Por suerte, siempre he sido una persona que se queda con las cosas buenas de la vida, así que prefiero centrarme en la gente que es agradable conmigo. Lo mismo me pasa con el programa en el que trabajo. Hay quien se centra en las peleas o en si cumplimos con el horario infantil... Yo me quedo con la compañía que le hacemos a la gente por las tardes, con tener la oportunidad de formar parte de uno de los formatos televisivos más revolucionarios de este país y, sobre todo, con el cariño de mis compañeras y de algunos de mis compañeros.
Cuando la gente piensa en mí, seguro que recuerda aquella frase que hace tantos años Bárbara Rey pronunció en directo: «Chelo, tú y yo hemos tenido una noche de amor». O quizá me ven en el plató de Sálvame, disfrazada de Amy Winehouse o incluso de cuadro. Yo los entiendo: es normal que recuerden lo que está más en la superficie. Pero la verdad es que, cuando eres conocida, la gente te identifica por cosas a las que tú no les das importancia. Por ejemplo, lo que ocurrió con Bárbara cuando éramos jóvenes para mí fue algo muy natural, y disfrazarme en televisión me ha costado mucho, porque soy más introvertida de lo que parece. Por eso yo, al pensar en mí misma, no me acuerdo de ninguna de esas cosas.
Los momentos que han marcado mi vida y que me han definido han sido otros. Lo más fuerte que me ha pasado fue perder a mi madre cuando solo tenía once años. Eso me convirtió en una mujer rebelde e independiente siendo todavía una niña. También me han pasado cosas muy bonitas. He tenido una relación maravillosa con mi padre, un hombre mucho más sensible de lo que se estilaba en su época. Fui la locutora más joven de Ourense, y allí, en la radio, tan pija como yo era, me enamoré de un hippy. Experimenté y viví el amor libre como yo quería vivirlo. Me salvé de un atentado por pocos minutos. Me procesaron por escándalo público por haber fotografiado a un hombre desnudo. Fui una de las periodistas más valoradas de este país durante la época dorada de la prensa del corazón. Me gané la confianza de las cantantes y las actrices de más éxito. Me casé con la persona más insospechada. Me reconcilié conmigo misma y con los demás bajo la preciosa noche estrellada de Honduras, cuando concursé en Supervivientes. He creado mi propia definición de lo que es una familia. ¡Y ahora dicen que soy un icono LGTBIQ +!
Me hace muy feliz que hayas abierto estas páginas para conocerme más a fondo. Espero que este libro sirva para que veas que tú también puedes ser auténtico o auténtica, luchar por dedicarte a lo que te apasiona y querer a quien tú quieras.
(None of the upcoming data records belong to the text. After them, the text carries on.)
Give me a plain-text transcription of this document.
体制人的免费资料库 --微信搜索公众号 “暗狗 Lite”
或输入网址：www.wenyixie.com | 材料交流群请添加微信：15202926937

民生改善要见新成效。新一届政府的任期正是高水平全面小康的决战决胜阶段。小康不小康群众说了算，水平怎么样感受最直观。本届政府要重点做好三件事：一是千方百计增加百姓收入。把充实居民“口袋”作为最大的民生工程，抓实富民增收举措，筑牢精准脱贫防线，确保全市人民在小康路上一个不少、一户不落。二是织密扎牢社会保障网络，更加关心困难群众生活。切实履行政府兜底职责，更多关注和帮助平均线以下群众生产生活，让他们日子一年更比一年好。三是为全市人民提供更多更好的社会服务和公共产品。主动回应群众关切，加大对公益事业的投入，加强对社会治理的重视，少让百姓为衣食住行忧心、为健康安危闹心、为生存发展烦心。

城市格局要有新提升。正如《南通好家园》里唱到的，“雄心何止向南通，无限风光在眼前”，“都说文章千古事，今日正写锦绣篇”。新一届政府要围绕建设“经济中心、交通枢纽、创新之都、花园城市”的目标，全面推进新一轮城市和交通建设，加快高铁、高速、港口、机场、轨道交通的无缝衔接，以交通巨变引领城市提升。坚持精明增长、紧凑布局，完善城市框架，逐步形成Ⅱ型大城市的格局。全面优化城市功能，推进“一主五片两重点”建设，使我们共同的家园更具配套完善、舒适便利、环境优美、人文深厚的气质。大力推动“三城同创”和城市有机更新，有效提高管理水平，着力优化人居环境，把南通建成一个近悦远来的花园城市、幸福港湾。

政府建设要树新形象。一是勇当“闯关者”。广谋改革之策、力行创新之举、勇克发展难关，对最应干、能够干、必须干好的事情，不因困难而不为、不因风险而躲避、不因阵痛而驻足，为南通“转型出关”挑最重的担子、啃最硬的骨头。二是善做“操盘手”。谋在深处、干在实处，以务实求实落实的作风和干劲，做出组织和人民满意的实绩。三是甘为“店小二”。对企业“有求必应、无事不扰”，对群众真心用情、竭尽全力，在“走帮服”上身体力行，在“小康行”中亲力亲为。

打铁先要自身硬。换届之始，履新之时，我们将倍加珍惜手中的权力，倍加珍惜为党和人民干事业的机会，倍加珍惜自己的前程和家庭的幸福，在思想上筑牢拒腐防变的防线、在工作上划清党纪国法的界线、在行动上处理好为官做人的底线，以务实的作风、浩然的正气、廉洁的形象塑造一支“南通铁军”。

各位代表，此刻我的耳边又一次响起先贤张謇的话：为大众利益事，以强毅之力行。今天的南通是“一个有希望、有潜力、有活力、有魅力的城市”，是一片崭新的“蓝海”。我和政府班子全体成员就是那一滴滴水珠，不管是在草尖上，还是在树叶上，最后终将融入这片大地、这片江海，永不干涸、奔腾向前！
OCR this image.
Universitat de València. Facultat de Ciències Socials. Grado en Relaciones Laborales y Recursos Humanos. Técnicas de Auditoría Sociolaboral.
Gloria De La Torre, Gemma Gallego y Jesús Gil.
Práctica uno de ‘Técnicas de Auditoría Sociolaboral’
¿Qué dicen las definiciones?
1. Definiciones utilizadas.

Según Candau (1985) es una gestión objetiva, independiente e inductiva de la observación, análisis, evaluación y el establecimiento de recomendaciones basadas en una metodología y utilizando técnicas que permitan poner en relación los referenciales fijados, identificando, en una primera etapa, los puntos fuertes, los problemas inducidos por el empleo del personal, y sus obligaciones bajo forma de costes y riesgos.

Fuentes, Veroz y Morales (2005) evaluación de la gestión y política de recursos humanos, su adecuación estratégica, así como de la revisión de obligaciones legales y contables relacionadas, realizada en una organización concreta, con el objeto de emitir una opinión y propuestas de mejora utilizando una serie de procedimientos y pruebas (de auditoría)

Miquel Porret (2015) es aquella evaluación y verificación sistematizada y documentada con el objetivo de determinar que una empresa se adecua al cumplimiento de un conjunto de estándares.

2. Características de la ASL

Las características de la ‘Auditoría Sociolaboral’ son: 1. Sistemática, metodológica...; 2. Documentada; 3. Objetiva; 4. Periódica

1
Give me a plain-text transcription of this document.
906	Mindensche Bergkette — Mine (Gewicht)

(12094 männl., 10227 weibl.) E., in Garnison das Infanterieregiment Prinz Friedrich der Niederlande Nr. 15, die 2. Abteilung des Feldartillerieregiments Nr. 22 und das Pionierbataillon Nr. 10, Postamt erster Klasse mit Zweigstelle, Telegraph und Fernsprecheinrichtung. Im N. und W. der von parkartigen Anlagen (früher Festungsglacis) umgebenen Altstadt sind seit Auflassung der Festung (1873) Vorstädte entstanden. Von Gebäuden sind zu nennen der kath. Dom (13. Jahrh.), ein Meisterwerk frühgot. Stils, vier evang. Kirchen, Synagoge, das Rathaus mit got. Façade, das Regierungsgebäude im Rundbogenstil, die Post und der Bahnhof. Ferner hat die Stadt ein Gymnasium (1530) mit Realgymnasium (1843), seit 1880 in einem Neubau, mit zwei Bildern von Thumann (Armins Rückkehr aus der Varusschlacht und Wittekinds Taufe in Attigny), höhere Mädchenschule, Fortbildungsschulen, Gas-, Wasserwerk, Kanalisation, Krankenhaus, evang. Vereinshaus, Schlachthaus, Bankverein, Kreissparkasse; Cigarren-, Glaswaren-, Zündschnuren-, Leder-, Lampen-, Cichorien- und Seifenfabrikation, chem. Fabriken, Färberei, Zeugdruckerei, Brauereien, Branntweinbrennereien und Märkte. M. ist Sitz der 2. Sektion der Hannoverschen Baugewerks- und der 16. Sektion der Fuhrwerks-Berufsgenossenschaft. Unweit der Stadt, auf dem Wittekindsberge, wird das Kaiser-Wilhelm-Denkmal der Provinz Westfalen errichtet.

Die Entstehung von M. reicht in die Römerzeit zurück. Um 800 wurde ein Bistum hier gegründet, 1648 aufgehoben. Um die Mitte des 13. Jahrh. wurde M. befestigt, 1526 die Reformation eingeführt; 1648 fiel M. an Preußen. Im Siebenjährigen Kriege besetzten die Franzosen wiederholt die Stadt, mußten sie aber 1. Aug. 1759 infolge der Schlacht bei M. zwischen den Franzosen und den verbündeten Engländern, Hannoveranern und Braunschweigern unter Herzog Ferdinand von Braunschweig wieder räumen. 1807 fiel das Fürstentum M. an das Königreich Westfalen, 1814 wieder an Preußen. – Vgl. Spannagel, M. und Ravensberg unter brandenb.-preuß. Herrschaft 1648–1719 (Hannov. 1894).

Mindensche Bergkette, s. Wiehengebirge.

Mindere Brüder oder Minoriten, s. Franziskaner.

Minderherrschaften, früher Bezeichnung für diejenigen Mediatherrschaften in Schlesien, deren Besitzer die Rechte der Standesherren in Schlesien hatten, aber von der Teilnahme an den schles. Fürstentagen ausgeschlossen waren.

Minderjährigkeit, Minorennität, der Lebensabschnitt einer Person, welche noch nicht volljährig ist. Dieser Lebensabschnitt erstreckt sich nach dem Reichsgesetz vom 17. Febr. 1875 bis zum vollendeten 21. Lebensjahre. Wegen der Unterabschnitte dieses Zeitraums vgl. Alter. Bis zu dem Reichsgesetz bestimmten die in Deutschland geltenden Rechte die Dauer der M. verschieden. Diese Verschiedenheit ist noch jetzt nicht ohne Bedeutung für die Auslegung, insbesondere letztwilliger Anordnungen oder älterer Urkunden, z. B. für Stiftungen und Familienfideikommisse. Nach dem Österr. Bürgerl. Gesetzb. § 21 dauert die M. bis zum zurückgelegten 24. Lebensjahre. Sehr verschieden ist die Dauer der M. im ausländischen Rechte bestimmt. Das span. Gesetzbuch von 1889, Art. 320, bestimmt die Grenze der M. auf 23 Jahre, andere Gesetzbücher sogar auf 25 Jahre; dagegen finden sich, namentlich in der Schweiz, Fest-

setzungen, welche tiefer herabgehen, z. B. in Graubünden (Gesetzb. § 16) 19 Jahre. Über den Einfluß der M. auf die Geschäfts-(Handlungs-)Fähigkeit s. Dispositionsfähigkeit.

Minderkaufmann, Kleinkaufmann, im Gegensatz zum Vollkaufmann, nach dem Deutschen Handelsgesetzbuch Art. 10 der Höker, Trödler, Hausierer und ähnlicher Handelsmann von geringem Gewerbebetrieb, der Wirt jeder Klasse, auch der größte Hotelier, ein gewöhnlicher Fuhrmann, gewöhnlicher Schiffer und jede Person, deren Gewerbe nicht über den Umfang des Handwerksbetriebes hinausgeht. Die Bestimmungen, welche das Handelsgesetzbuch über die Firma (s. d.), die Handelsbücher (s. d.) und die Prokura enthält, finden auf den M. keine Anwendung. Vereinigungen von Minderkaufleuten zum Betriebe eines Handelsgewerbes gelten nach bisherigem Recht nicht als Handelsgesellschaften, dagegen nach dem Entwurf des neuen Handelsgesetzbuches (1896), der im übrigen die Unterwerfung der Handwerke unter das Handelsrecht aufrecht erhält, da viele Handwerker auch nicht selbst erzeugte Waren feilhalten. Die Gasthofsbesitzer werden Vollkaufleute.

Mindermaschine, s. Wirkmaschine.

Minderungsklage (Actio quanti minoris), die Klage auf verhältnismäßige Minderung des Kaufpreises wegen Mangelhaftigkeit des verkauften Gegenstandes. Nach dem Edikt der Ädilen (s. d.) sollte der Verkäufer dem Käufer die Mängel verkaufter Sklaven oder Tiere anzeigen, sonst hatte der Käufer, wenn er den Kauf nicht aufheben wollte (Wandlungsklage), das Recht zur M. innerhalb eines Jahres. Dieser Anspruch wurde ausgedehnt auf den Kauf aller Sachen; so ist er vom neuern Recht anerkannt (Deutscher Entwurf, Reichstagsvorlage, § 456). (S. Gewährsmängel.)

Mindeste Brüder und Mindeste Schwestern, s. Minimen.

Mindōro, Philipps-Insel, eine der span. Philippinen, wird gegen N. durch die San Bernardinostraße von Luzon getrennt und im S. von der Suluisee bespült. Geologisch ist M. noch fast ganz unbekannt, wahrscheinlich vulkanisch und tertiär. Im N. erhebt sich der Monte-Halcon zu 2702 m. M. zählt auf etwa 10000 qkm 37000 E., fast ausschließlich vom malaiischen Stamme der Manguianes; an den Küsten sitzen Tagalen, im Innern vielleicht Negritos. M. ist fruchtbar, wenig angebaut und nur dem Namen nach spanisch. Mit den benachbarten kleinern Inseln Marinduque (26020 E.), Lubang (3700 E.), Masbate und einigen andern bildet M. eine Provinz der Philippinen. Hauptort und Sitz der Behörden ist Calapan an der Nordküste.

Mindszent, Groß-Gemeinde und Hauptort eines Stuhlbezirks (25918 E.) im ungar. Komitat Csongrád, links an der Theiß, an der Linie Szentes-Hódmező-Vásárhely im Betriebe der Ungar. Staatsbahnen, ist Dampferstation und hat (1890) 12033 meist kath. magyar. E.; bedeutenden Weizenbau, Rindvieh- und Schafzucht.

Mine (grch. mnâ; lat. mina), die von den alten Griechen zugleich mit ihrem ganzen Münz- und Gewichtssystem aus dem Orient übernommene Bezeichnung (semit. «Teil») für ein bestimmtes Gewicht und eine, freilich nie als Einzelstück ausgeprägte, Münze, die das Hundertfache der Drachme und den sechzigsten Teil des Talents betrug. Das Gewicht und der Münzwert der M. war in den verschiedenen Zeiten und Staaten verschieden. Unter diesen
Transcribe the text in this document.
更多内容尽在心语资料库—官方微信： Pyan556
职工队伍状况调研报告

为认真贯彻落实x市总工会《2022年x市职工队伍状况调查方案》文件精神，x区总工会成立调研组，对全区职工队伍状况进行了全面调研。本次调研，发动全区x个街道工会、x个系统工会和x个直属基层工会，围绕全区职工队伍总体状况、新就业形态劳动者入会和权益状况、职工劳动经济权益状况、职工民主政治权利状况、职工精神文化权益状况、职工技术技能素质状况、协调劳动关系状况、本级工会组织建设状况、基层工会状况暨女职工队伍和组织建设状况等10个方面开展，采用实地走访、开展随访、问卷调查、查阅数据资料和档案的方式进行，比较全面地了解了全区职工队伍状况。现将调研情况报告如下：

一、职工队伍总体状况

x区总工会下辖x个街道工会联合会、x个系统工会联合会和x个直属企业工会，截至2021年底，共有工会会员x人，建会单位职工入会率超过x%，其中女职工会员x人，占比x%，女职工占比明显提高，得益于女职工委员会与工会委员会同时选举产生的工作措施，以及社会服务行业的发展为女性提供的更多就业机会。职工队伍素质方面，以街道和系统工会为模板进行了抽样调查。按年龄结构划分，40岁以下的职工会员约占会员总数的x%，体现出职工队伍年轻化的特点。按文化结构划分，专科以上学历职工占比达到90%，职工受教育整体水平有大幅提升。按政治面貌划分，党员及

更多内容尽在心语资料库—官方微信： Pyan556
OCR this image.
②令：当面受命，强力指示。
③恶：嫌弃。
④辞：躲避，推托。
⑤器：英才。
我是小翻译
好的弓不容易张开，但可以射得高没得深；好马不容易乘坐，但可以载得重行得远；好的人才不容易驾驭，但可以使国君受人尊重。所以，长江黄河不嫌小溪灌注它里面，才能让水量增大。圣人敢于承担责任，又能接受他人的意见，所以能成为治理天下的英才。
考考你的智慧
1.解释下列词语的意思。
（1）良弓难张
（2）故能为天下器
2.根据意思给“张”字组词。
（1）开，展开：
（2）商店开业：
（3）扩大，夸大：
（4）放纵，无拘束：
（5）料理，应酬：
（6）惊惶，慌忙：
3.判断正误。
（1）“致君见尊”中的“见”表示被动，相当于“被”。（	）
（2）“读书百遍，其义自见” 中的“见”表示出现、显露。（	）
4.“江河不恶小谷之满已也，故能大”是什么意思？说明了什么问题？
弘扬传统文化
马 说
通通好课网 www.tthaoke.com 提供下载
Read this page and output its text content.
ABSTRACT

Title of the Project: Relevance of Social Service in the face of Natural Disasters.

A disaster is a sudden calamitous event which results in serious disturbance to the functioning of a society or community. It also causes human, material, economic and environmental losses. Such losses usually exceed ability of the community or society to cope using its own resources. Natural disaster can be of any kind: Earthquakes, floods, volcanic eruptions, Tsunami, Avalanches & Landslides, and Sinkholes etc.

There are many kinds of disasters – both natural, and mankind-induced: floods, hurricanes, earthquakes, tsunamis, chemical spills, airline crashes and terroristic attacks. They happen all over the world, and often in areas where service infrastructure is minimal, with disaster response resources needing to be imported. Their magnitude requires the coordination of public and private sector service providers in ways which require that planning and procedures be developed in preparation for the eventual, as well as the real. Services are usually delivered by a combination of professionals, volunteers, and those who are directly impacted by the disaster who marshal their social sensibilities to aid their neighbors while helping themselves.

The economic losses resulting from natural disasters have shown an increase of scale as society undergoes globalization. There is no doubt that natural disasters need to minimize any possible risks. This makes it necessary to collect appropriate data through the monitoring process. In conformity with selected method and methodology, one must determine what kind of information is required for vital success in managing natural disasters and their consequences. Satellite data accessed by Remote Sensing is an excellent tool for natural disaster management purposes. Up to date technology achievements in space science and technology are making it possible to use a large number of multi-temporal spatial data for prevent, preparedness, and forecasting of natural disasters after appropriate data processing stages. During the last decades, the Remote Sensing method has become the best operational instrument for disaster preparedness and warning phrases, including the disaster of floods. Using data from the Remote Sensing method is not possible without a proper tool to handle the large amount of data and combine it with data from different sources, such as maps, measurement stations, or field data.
Hoy, más que nunca, tenemos que mostrarle al mundo la belleza de nuestras historias. Y esta es la mía.
Comienzo a narrar mi historia el 4 de diciembre de 2021, con setenta años y un día. Nunca me ha gustado dar demasiadas vueltas a las cosas, pero este libro me ha obligado a mirar atrás y a reflexionar, y he visto claro que yo no tuve una infancia sino dos. La primera empezó cuando nací y terminó hacia los seis años. Mi segunda infancia fue de los seis a los once años. Y, a partir de entonces, dejé de ser una niña.
Pero vayamos a mi primera infancia, que fue la más feliz de todas. Por lo menos eso creo, porque estoy segura de que he construido mis recuerdos a través de fotos, como todo el mundo. Si la gente me cuenta sus recuerdos de cuando tenía dos o tres años, yo siempre pienso que solo están repitiendo lo que les han dicho sus padres o sus abuelos. Supongo que la vida ha hecho que sea una persona muy realista, muy poco dada a las fantasías, aunque no tengo ninguna duda de que fui una niña querida y deseada. Sé que mis padres me mimaban mucho y que nuestra familia fue alegre y luminosa.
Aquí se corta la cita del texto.